June 14, 2007
By MEGAN JAMES
BRANDON — By 9 p.m. Tuesday night, Otter Valley Union High School poll workers had counted enough ballots to know that the school’s twice-defeated 2007-2008 spending plan had finally passed. But earlier that evening, it looked as if the vote would have to be rescheduled for the fourth time. Pittsford residents had filled out the wrong ballots.
The final tally to approve the $10,766,837 budget was 1,028-830, including the Pittsford ballots.
About half an hour into counting, poll workers noticed that the Pittsford ballots were marked May 8, the day of the last vote, when the $10,884,962 spending plan was defeated, 587-455. Somehow, Pittsford residents had used the ballots left over from last month’s vote.
After about an hour of phone tag, the frantic poll workers, including Assistant Principal Nancy Robinson, tracked down Kathy DeWolfe, director of elections in the Vermont secretary of state’s office. DeWolfe said the ballots could still be used, since the vote had been properly warned with the correct amount, it was a yes or no vote and the correct amount was, in fact, higher than the amount printed on the wrong ballots.
“It was definitely nerve-wracking,” Robinson said. “We were so looking forward to (Tuesday) night. We hoped and believed it was going to pass.”
According to OV school board Chair Jim Rademacher, a Pittsford resident, it was easy to miss the date and final amount on the ballots.
“Nobody, including myself, ever read the ballot,” he said. “We just walked in and already knew whether we were going to vote yes or no, and voted.”
Despite the hour of anxiety, the board and administration were relieved at the outcome of Tuesday’s vote. About twice as many voters cast ballots this time than the last, something the board attributed to the teachers’ and parents’ groups that made phone calls and sent letters to district residents last week, urging them to vote.
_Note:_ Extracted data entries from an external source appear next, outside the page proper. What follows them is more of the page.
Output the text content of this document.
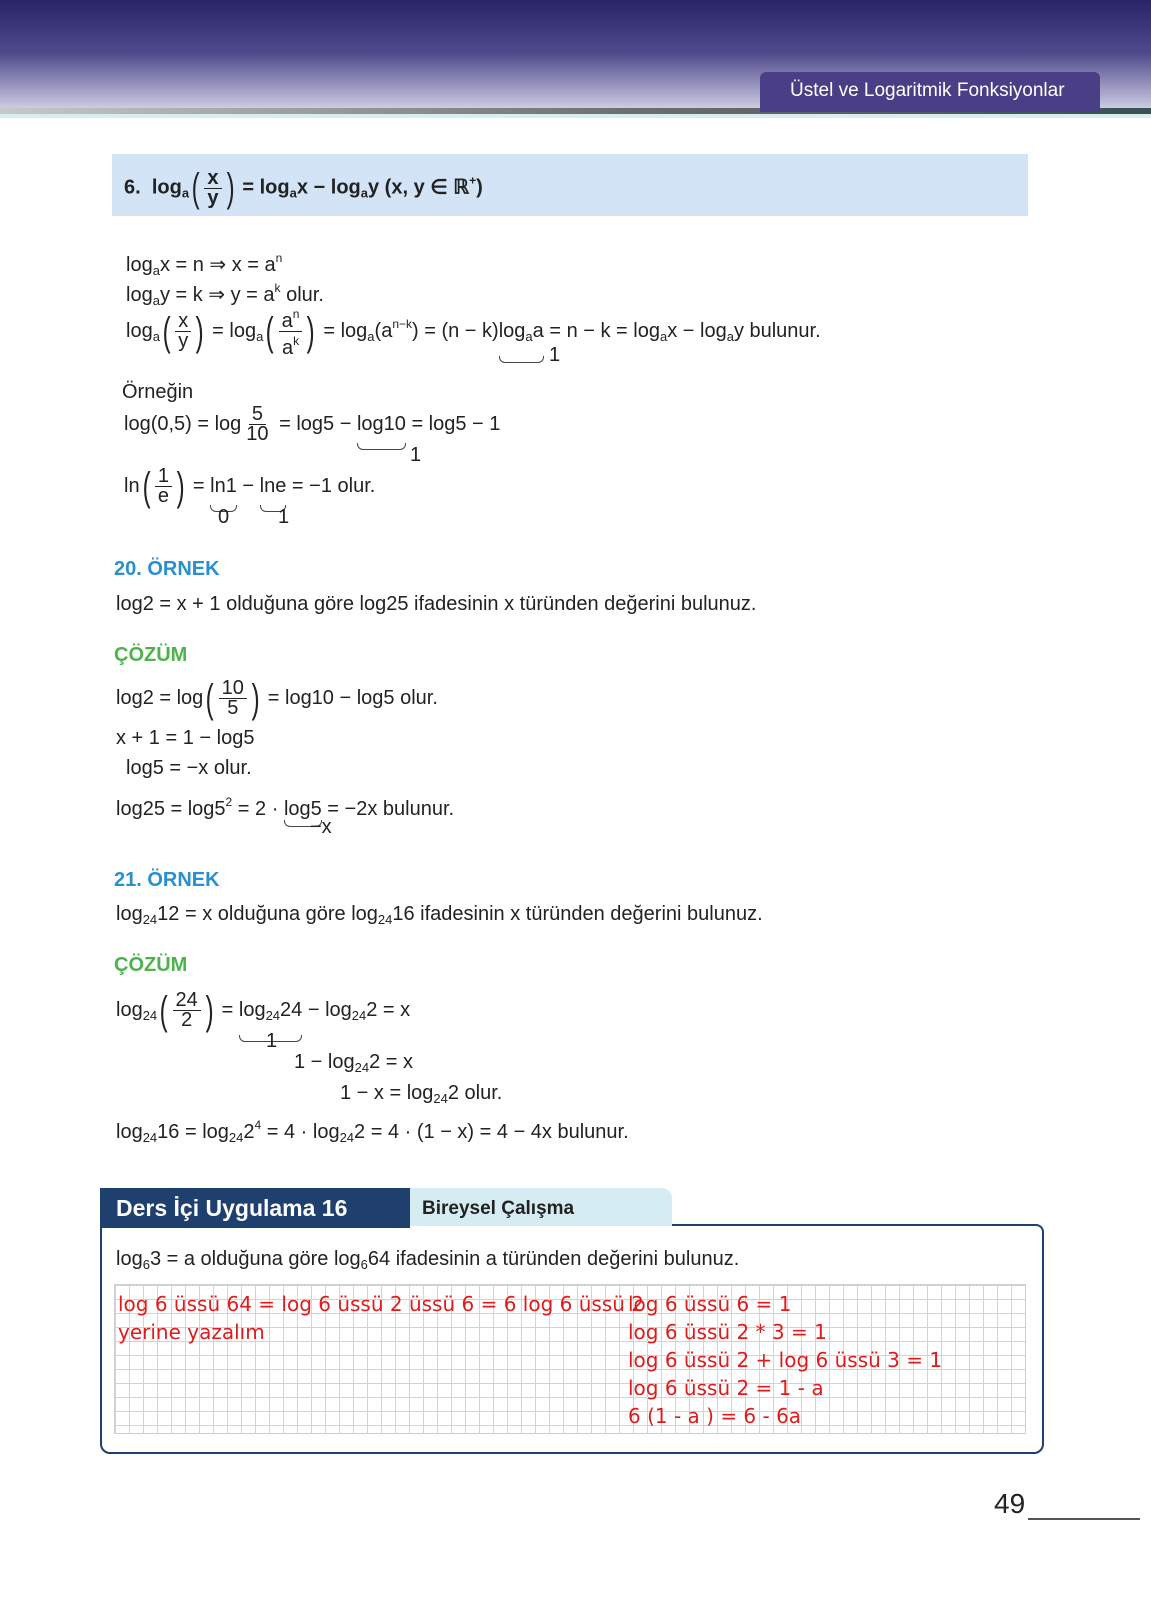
Üstel ve Logaritmik Fonksiyonlar
6. $\log_a( \frac{x}{y}$ ) = $\log_ax - \log_ay$ (x, y ∈ ℝ+)
$\log_ax = n$ ⇒ $x = a^n$
$\log_ay = k$ ⇒ $y = a^k$ olur.
$\log_a( \frac{x}{y}$ ) = $\log_a( \frac{a^n}{a^k}$ ) = $\log_a(a^{n-k}) = (n - k)\log_aa = n - k = \log_ax - \log_ay$ bulunur.
1
Örneğin
$\log(0,5) = \log \frac{5}{10} = \log 5 - \log 10 = \log 5 - 1$
1
$\ln( \frac{1}{e}$ ) = ln1 − lne = −1 olur.
0 1
20. ÖRNEK
log2 = x + 1 olduğuna göre log25 ifadesinin x türünden değerini bulunuz.
ÇÖZÜM
$\log 2 = \log( \frac{10}{5}$ ) = log10 − log5 olur.
x + 1 = 1 − log5
log5 = −x olur.
$\log 25 = \log 5^2 = 2 \cdot \log 5 = -2x$ bulunur.
−x
21. ÖRNEK
$\log_{24}12 = x$ olduğuna göre $\log_{24}16$ ifadesinin x türünden değerini bulunuz.
ÇÖZÜM
$\log_{24}( \frac{24}{2}$ ) = $\log_{24}24 - \log_{24}2 = x$
1
$1 - \log_{24}2 = x$
$1 - x = \log_{24}2$ olur.
$\log_{24}16 = \log_{24}2^4 = 4 \cdot \log_{24}2 = 4 \cdot (1 - x) = 4 - 4x$ bulunur.
Bireysel Çalışma
Ders İçi Uygulama 16
$\log_63 = a$ olduğuna göre $\log_664$ ifadesinin a türünden değerini bulunuz.
log 6 üssü 64 = log 6 üssü 2 üssü 6 = 6 log 6 üssü 2
yerine yazalım
log 6 üssü 6 = 1
log 6 üssü 2 * 3 = 1
log 6 üssü 2 + log 6 üssü 3 = 1
log 6 üssü 2 = 1 - a
6 (1 - a ) = 6 - 6a
49
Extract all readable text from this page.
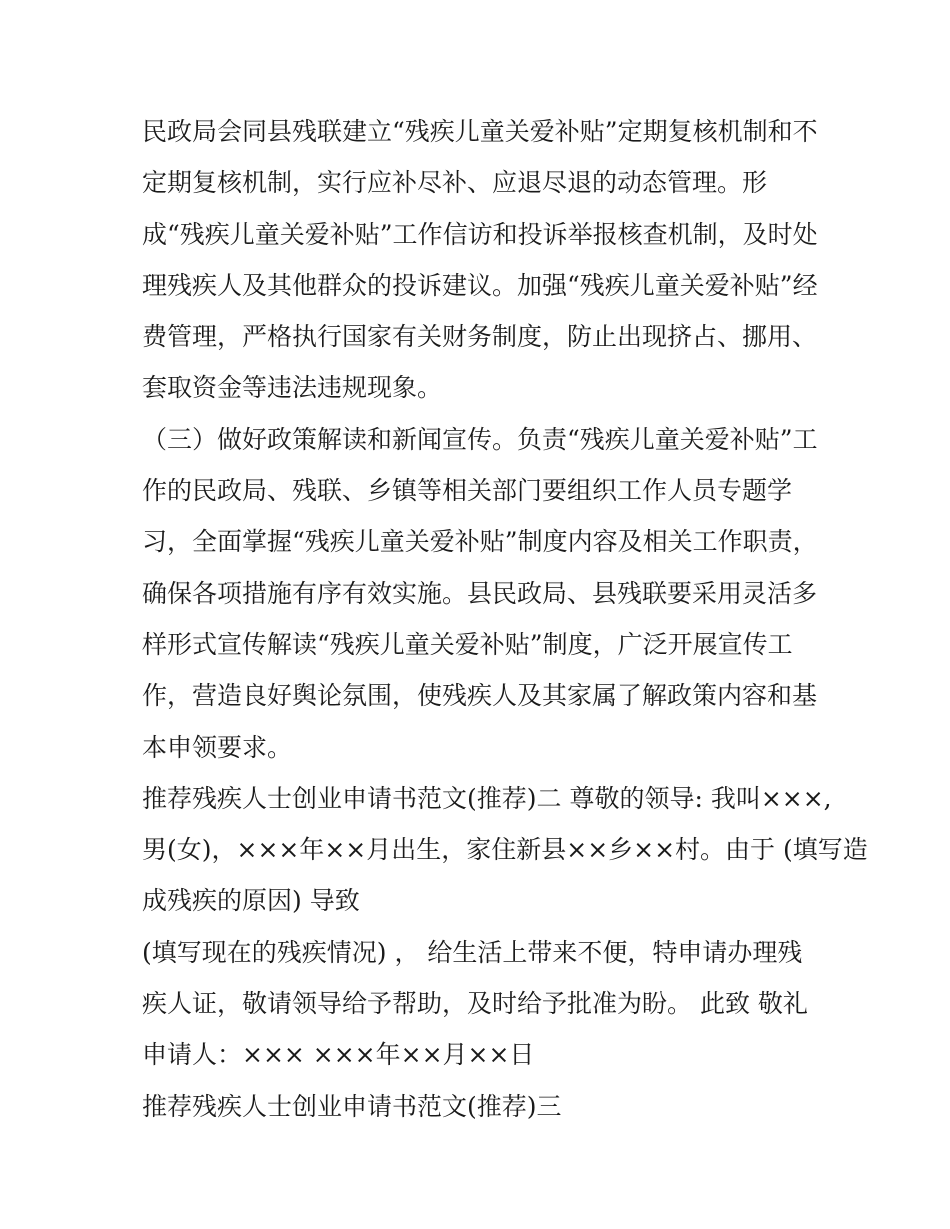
民政局会同县残联建立“残疾儿童关爱补贴”定期复核机制和不
定期复核机制，实行应补尽补、应退尽退的动态管理。形
成“残疾儿童关爱补贴”工作信访和投诉举报核查机制，及时处
理残疾人及其他群众的投诉建议。加强“残疾儿童关爱补贴”经
费管理，严格执行国家有关财务制度，防止出现挤占、挪用、
套取资金等违法违规现象。
（三）做好政策解读和新闻宣传。负责“残疾儿童关爱补贴”工
作的民政局、残联、乡镇等相关部门要组织工作人员专题学
习，全面掌握“残疾儿童关爱补贴”制度内容及相关工作职责，
确保各项措施有序有效实施。县民政局、县残联要采用灵活多
样形式宣传解读“残疾儿童关爱补贴”制度，广泛开展宣传工
作，营造良好舆论氛围，使残疾人及其家属了解政策内容和基
本申领要求。
推荐残疾人士创业申请书范文(推荐)二 尊敬的领导: 我叫×××,
男(女)，×××年××月出生，家住新县××乡××村。由于 (填写造
成残疾的原因) 导致
(填写现在的残疾情况) ， 给生活上带来不便，特申请办理残
疾人证，敬请领导给予帮助，及时给予批准为盼。 此致 敬礼
申请人：××× ×××年××月××日
推荐残疾人士创业申请书范文(推荐)三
The original $10,991,527 spending proposal was defeated on Town Meeting Day, 1,250-911.
Rademacher stressed that Tuesday’s favorable vote was not exactly a victory, considering the major cuts, including five personnel, reflected in the just-approved budget.
“I’m not so much pleased that we have a wonderful budget, but that the alternative, a failed budget, would have been a serious blow,” he said.
“Given the budget that we have, the board and administration and teachers will go about meeting the challenges of giving the students the best education we can,” he added. “Hopefully we’ll make it something we can be proud of.”
Still, more than 830 people showed up on Tuesday to reject the proposed spending plan for a third time — a fact, Rademacher noted, was important not to brush off.